Foi identificada uma forma não óbvia de detetar o risco de doença cardíaca

A mamografia de rotina, utilizada para a deteção precoce do cancro da mama, pode também revelar riscos para o coração e para os vasos sanguíneos. Foi o que demonstrou um estudo apresentado na conferência da Radiological Society of North America (RSNA).

Os investigadores dos EUA descobriram que os exames normalizados mostram frequentemente depósitos de cálcio nas artérias da mama e que a sua presença está associada a uma maior probabilidade de futuros ataques cardíacos, acidentes vasculares cerebrais e insuficiência cardíaca.

A análise dos dados de mais de 10.000 mulheres mostrou que cerca de uma em cada cinco mulheres apresenta calcinose já no primeiro exame mamográfico. E não era apenas o facto da sua presença que importava, mas também a dinâmica: o risco de eventos cardiovasculares graves era significativamente mais elevado nas mulheres cujos depósitos de cálcio aumentavam ao longo do tempo. Em alguns casos, registou-se uma progressão notável no espaço de um ano.

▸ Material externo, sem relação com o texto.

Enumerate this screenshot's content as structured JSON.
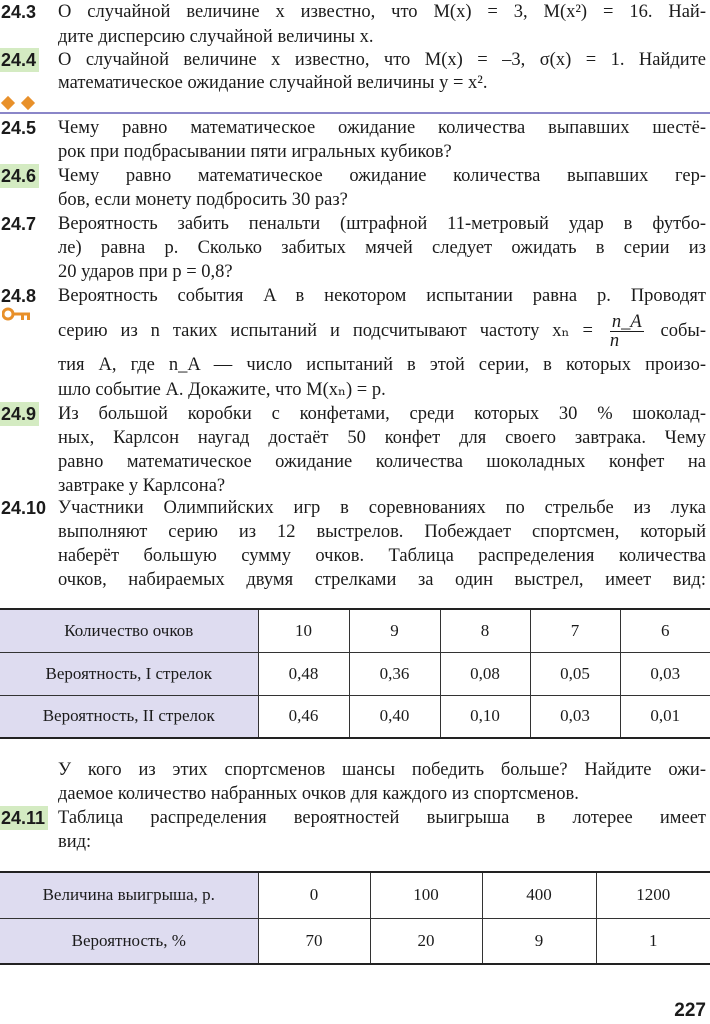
{
  "colors": {
    "highlight": "#d4ebc2",
    "accent_orange": "#e8902a",
    "rule": "#8a86c8",
    "table_header": "#dedcf0"
  },
  "problems": [
    {
      "number": "24.3",
      "highlighted": false,
      "lines": [
        "О случайной величине x известно, что M(x) = 3,  M(x²) = 16. Най-",
        "дите дисперсию случайной величины x."
      ]
    },
    {
      "number": "24.4",
      "highlighted": true,
      "lines": [
        "О случайной величине x известно, что M(x) = –3,  σ(x) = 1. Найдите",
        "математическое ожидание случайной величины y = x²."
      ]
    },
    {
      "number": "24.5",
      "highlighted": false,
      "lines": [
        "Чему равно математическое ожидание количества выпавших шестё-",
        "рок при подбрасывании пяти игральных кубиков?"
      ]
    },
    {
      "number": "24.6",
      "highlighted": true,
      "lines": [
        "Чему равно математическое ожидание количества выпавших гер-",
        "бов, если монету подбросить 30 раз?"
      ]
    },
    {
      "number": "24.7",
      "highlighted": false,
      "lines": [
        "Вероятность забить пенальти (штрафной 11-метровый удар в футбо-",
        "ле) равна p. Сколько забитых мячей следует ожидать в серии из",
        "20 ударов при p = 0,8?"
      ]
    },
    {
      "number": "24.8",
      "highlighted": false,
      "lines": [
        "Вероятность события A в некотором испытании равна p. Проводят",
        "тия A, где n_A — число испытаний в этой серии, в которых произо-",
        "шло событие A. Докажите, что  M(xₙ) = p."
      ],
      "fraction_line": {
        "before": "серию из n таких испытаний и подсчитывают частоту  xₙ =",
        "numerator": "n_A",
        "denominator": "n",
        "after": "собы-"
      }
    },
    {
      "number": "24.9",
      "highlighted": true,
      "lines": [
        "Из большой коробки с конфетами, среди которых 30 % шоколад-",
        "ных, Карлсон наугад достаёт 50 конфет для своего завтрака. Чему",
        "равно математическое ожидание количества шоколадных конфет на",
        "завтраке у Карлсона?"
      ]
    },
    {
      "number": "24.10",
      "highlighted": false,
      "lines": [
        "Участники Олимпийских игр в соревнованиях по стрельбе из лука",
        "выполняют серию из 12 выстрелов. Побеждает спортсмен, который",
        "наберёт большую сумму очков. Таблица распределения количества",
        "очков, набираемых двумя стрелками за один выстрел, имеет вид:"
      ],
      "after_table": [
        "У кого из этих спортсменов шансы победить больше? Найдите ожи-",
        "даемое количество набранных очков для каждого из спортсменов."
      ]
    },
    {
      "number": "24.11",
      "highlighted": true,
      "lines": [
        "Таблица распределения вероятностей выигрыша в лотерее имеет",
        "вид:"
      ]
    }
  ],
  "table1": {
    "rows": [
      [
        "Количество очков",
        "10",
        "9",
        "8",
        "7",
        "6"
      ],
      [
        "Вероятность, I стрелок",
        "0,48",
        "0,36",
        "0,08",
        "0,05",
        "0,03"
      ],
      [
        "Вероятность, II стрелок",
        "0,46",
        "0,40",
        "0,10",
        "0,03",
        "0,01"
      ]
    ]
  },
  "table2": {
    "rows": [
      [
        "Величина выигрыша, р.",
        "0",
        "100",
        "400",
        "1200"
      ],
      [
        "Вероятность, %",
        "70",
        "20",
        "9",
        "1"
      ]
    ]
  },
  "icons": {
    "section_marker": "diamond-icon",
    "key": "key-icon"
  },
  "page_number": "227"
}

De acordo com os cientistas, a mamografia não requer radiação adicional nem custos financeiros. Os autores observam que, se os dados sobre a calcinose arterial forem incluídos por rotina nos achados radiológicos, podem tornar-se um sinal precoce para a avaliação do risco cardiovascular – verificando a tensão arterial e os níveis de colesterol e iniciando medidas preventivas muito antes do aparecimento dos sintomas.